Thanks a lot for your help,
Abhisek

vpadulan · May 15, 2023, 8:08am

Hi,

The problem appears when trying to retrieve a sensible default amount of dataset chunks for the RDataFrame distributed execution. This default is computed by retrieving the “expected” amount of cores the cluster will have available. Unfortunately, the dask interface is quite lacking in this regard. Namely, for simple cluster deployments (e.g. LocalCluster on a single node), it is enough to call client.ncores().
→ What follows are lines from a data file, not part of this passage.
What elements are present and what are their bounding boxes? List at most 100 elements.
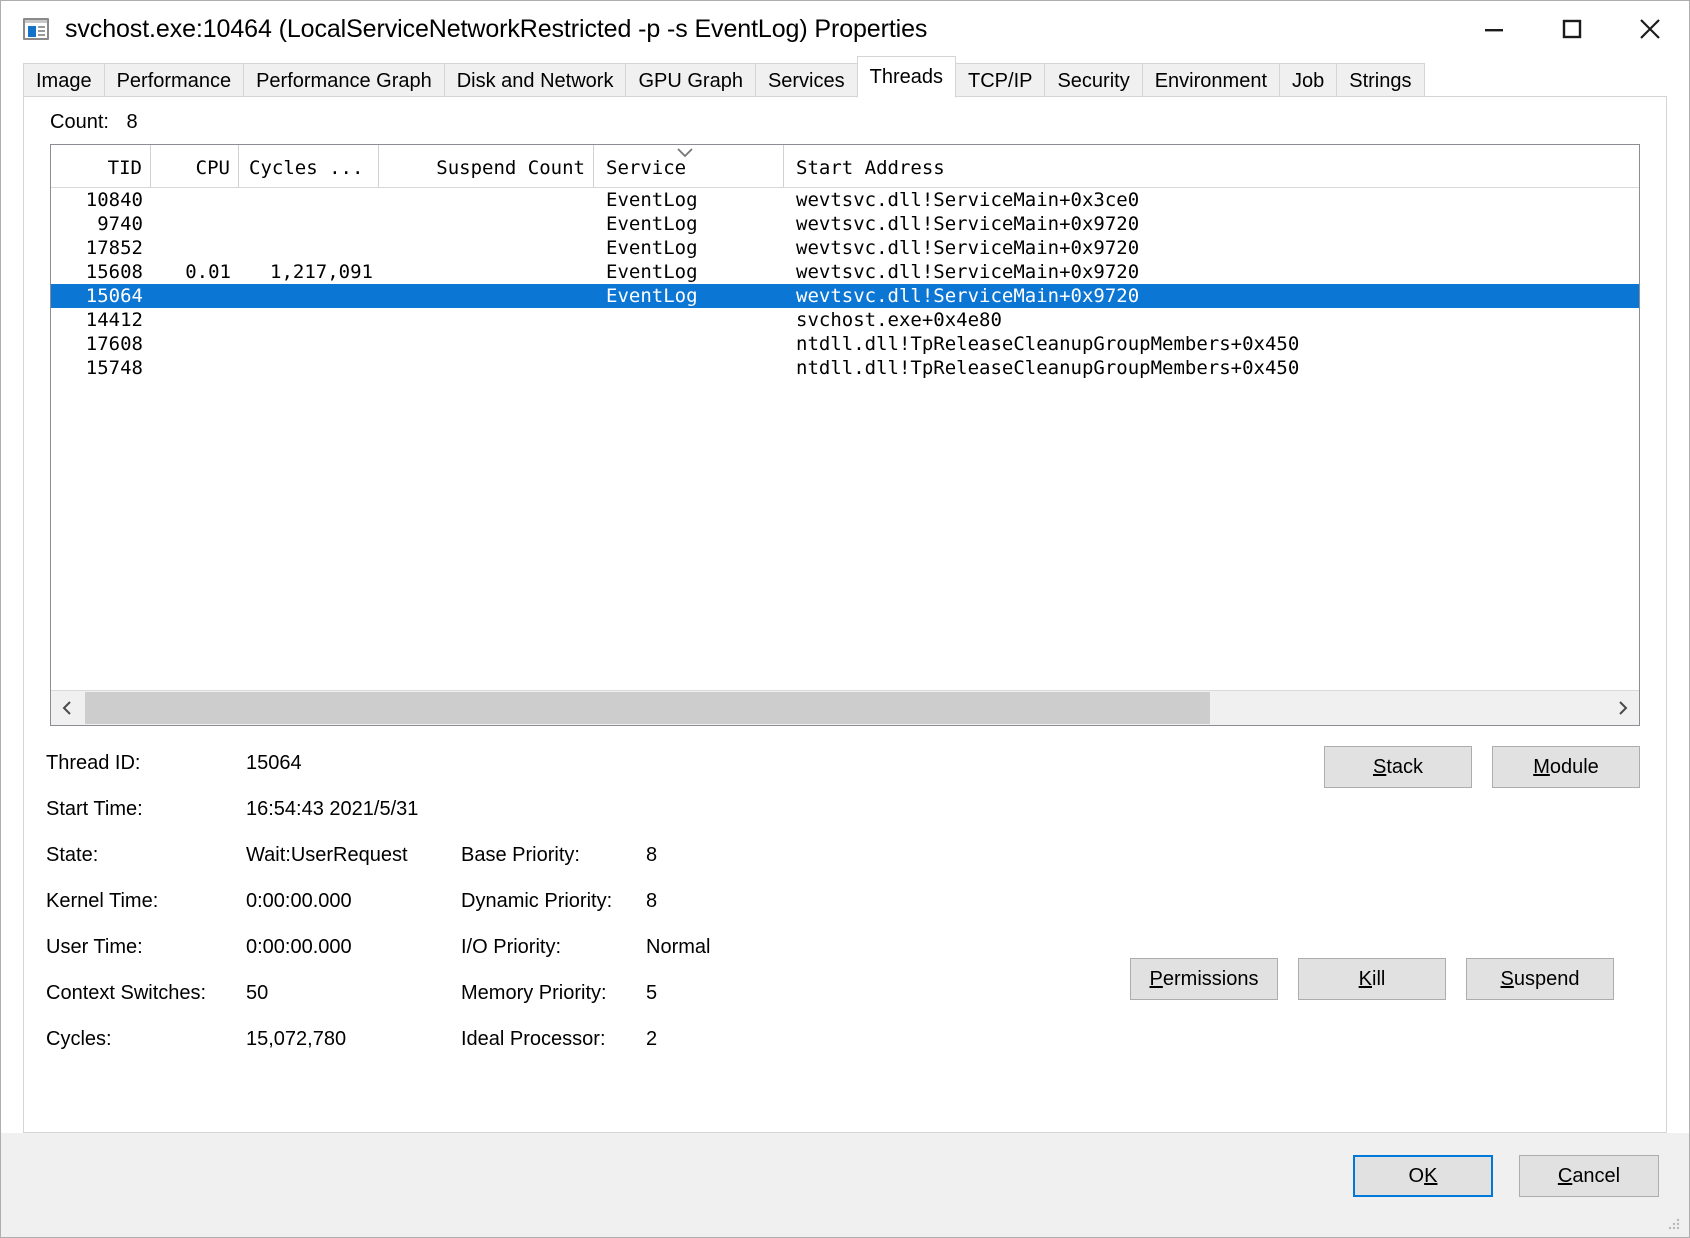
cell-service: EventLog bbox=[606, 189, 698, 211]
tab-performance-graph[interactable]: Performance Graph bbox=[243, 63, 445, 97]
table-row[interactable]: 15608 0.01 1,217,091 EventLog wevtsvc.dl… bbox=[51, 260, 1639, 284]
thread-action-buttons-top: Stack Module bbox=[1324, 746, 1640, 788]
stack-button[interactable]: Stack bbox=[1324, 746, 1472, 788]
column-header-cpu[interactable]: CPU bbox=[151, 145, 239, 187]
table-row[interactable]: 9740 EventLog wevtsvc.dll!ServiceMain+0x… bbox=[51, 212, 1639, 236]
suspend-button-label: uspend bbox=[1513, 967, 1580, 990]
close-button[interactable] bbox=[1611, 1, 1689, 57]
table-row[interactable]: 17852 EventLog wevtsvc.dll!ServiceMain+0… bbox=[51, 236, 1639, 260]
table-row[interactable]: 17608 ntdll.dll!TpReleaseCleanupGroupMem… bbox=[51, 332, 1639, 356]
minimize-button[interactable] bbox=[1455, 1, 1533, 57]
io-priority-value: Normal bbox=[646, 936, 711, 958]
user-time-value: 0:00:00.000 bbox=[246, 936, 352, 958]
kill-button-label: ill bbox=[1372, 967, 1386, 990]
module-button[interactable]: Module bbox=[1492, 746, 1640, 788]
threads-list-body[interactable]: 10840 EventLog wevtsvc.dll!ServiceMain+0… bbox=[51, 188, 1639, 690]
tab-image[interactable]: Image bbox=[23, 63, 105, 97]
io-priority-label: I/O Priority: bbox=[461, 936, 562, 958]
cell-address: svchost.exe+0x4e80 bbox=[796, 309, 1002, 331]
cell-tid: 9740 bbox=[97, 213, 143, 235]
table-row[interactable]: 15748 ntdll.dll!TpReleaseCleanupGroupMem… bbox=[51, 356, 1639, 380]
cancel-button[interactable]: Cancel bbox=[1519, 1155, 1659, 1197]
cell-address: wevtsvc.dll!ServiceMain+0x3ce0 bbox=[796, 189, 1140, 211]
tab-performance[interactable]: Performance bbox=[103, 63, 245, 97]
memory-priority-value: 5 bbox=[646, 982, 658, 1004]
scrollbar-track[interactable] bbox=[85, 692, 1605, 724]
chevron-left-icon bbox=[62, 701, 71, 715]
ok-button[interactable]: OK bbox=[1353, 1155, 1493, 1197]
detail-row-cycles: Cycles: 15,072,780 Ideal Processor: 2 bbox=[46, 1028, 710, 1074]
tab-threads[interactable]: Threads bbox=[856, 56, 957, 98]
column-header-tid[interactable]: TID bbox=[51, 145, 151, 187]
suspend-button[interactable]: Suspend bbox=[1466, 958, 1614, 1000]
column-header-service[interactable]: Service bbox=[594, 145, 784, 187]
dialog-footer: OK Cancel bbox=[1, 1133, 1689, 1237]
cell-service: EventLog bbox=[606, 237, 698, 259]
column-header-cycles[interactable]: Cycles ... bbox=[239, 145, 379, 187]
kernel-time-label: Kernel Time: bbox=[46, 890, 159, 912]
detail-row-state: State: Wait:UserRequest Base Priority: 8 bbox=[46, 844, 710, 890]
tab-security[interactable]: Security bbox=[1044, 63, 1143, 97]
sort-descending-chevron-icon bbox=[677, 148, 693, 158]
module-button-accel: M bbox=[1533, 755, 1550, 778]
detail-row-user-time: User Time: 0:00:00.000 I/O Priority: Nor… bbox=[46, 936, 710, 982]
thread-id-label: Thread ID: bbox=[46, 752, 141, 774]
kill-button[interactable]: Kill bbox=[1298, 958, 1446, 1000]
user-time-label: User Time: bbox=[46, 936, 143, 958]
column-header-suspend-count[interactable]: Suspend Count bbox=[379, 145, 594, 187]
detail-row-thread-id: Thread ID: 15064 bbox=[46, 752, 710, 798]
start-time-label: Start Time: bbox=[46, 798, 143, 820]
cell-service: EventLog bbox=[606, 261, 698, 283]
close-icon bbox=[1640, 19, 1660, 39]
tab-job[interactable]: Job bbox=[1279, 63, 1338, 97]
ok-button-accel: K bbox=[1424, 1164, 1438, 1187]
ideal-processor-label: Ideal Processor: bbox=[461, 1028, 606, 1050]
state-value: Wait:UserRequest bbox=[246, 844, 408, 866]
table-row[interactable]: 14412 svchost.exe+0x4e80 bbox=[51, 308, 1639, 332]
scrollbar-thumb[interactable] bbox=[85, 692, 1210, 724]
threads-list-header: TID CPU Cycles ... Suspend Count Service… bbox=[51, 145, 1639, 188]
tab-tcpip[interactable]: TCP/IP bbox=[955, 63, 1046, 97]
window-title: svchost.exe:10464 (LocalServiceNetworkRe… bbox=[65, 14, 928, 43]
detail-row-start-time: Start Time: 16:54:43 2021/5/31 bbox=[46, 798, 710, 844]
cycles-label: Cycles: bbox=[46, 1028, 112, 1050]
column-header-service-label: Service bbox=[606, 157, 687, 179]
window-controls bbox=[1455, 1, 1689, 57]
cell-address: ntdll.dll!TpReleaseCleanupGroupMembers+0… bbox=[796, 333, 1300, 355]
cell-cycles: 1,217,091 bbox=[270, 261, 373, 283]
table-row[interactable]: 10840 EventLog wevtsvc.dll!ServiceMain+0… bbox=[51, 188, 1639, 212]
base-priority-label: Base Priority: bbox=[461, 844, 580, 866]
tab-environment[interactable]: Environment bbox=[1141, 63, 1280, 97]
cell-address: wevtsvc.dll!ServiceMain+0x9720 bbox=[796, 213, 1140, 235]
start-time-value: 16:54:43 2021/5/31 bbox=[246, 798, 419, 820]
scroll-right-button[interactable] bbox=[1605, 692, 1639, 724]
tab-gpu-graph[interactable]: GPU Graph bbox=[625, 63, 756, 97]
permissions-button[interactable]: Permissions bbox=[1130, 958, 1278, 1000]
kernel-time-value: 0:00:00.000 bbox=[246, 890, 352, 912]
cell-tid: 17608 bbox=[85, 333, 143, 355]
table-row-selected[interactable]: 15064 EventLog wevtsvc.dll!ServiceMain+0… bbox=[51, 284, 1639, 308]
permissions-button-accel: P bbox=[1149, 967, 1163, 990]
resize-grip-icon[interactable] bbox=[1665, 1215, 1681, 1231]
detail-row-kernel-time: Kernel Time: 0:00:00.000 Dynamic Priorit… bbox=[46, 890, 710, 936]
column-header-start-address[interactable]: Start Address bbox=[784, 145, 1344, 187]
thread-count-value: 8 bbox=[126, 111, 138, 133]
cell-address: wevtsvc.dll!ServiceMain+0x9720 bbox=[796, 285, 1140, 307]
tab-disk-and-network[interactable]: Disk and Network bbox=[443, 63, 627, 97]
dynamic-priority-value: 8 bbox=[646, 890, 658, 912]
cell-tid: 10840 bbox=[85, 189, 143, 211]
detail-row-context-switches: Context Switches: 50 Memory Priority: 5 bbox=[46, 982, 710, 1028]
cancel-button-accel: C bbox=[1557, 1164, 1573, 1187]
scroll-left-button[interactable] bbox=[51, 692, 85, 724]
maximize-icon bbox=[1562, 19, 1582, 39]
cell-tid: 14412 bbox=[85, 309, 143, 331]
tab-services[interactable]: Services bbox=[754, 63, 858, 97]
permissions-button-label: ermissions bbox=[1162, 967, 1259, 990]
maximize-button[interactable] bbox=[1533, 1, 1611, 57]
tab-strings[interactable]: Strings bbox=[1336, 63, 1425, 97]
context-switches-label: Context Switches: bbox=[46, 982, 207, 1004]
horizontal-scrollbar[interactable] bbox=[51, 690, 1639, 725]
threads-list: TID CPU Cycles ... Suspend Count Service… bbox=[50, 144, 1640, 726]
dialog-footer-buttons: OK Cancel bbox=[1353, 1155, 1659, 1197]
cell-address: ntdll.dll!TpReleaseCleanupGroupMembers+0… bbox=[796, 357, 1300, 379]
For anything more complex, the only public API available is the worker specification held by the cluster object in cluster.worker_spec.

In the case of HTCondorCluster, if one writes

c = HTCondorCluster(n_workers=1, cores=1, memory="2GiB", disk="1GiB")

or similar, then the c object will present a worker_spec attribute like

{'HTCondorCluster-0': {
  'cls': <class 'dask_jobqueue.htcondor.HTCondorJob'>,
  'options': {
    'cores': 1, 'memory': '2GiB', 'disk': '1GiB', 'config_name': 'htcondor',
    'interface': None, 'protocol': None, 'security': None
}}}

which will allow to compute the “expected” number of cores.

It seems that in the case of using a yaml file, this interface is completely broken. In fact, I placed the jobqueue.yaml file you provided on my machine and then I get an empty dictionary for the worker_spec attribute.

Bottom line, I have to find a more resilient way of retrieving the “expected” amount of cores from the cluster, because the dask API won’t help me much there (as discussed here).

Possible workaround:

Meanwhile, is it perhaps possible that you write the HTCondor configuration in the call to HTCondorCluster directly?

Cheers,
Vincenzo

oguz.guzel · May 26, 2023, 2:25pm

Hi, we confirm that the workaround you proposed solves our issue Thanks

oguz.guzel · May 30, 2023, 1:06pm

Approximately when do you think you can provide a solution for that issue ? Just to know.

eguiraud · June 5, 2023, 3:12pm

Let’s ping @vpadulan

vpadulan · June 5, 2023, 8:26pm

Hi @oguz.guzel,

I would say this should be fixed for next ROOT release 6.30, before the end of this year.

Cheers,
Vincenzo

oguz.guzel · June 6, 2023, 7:11am

Hi, thanks a lot !

system · June 20, 2023, 7:12am

This topic was automatically closed 14 days after the last reply. New replies are no longer allowed.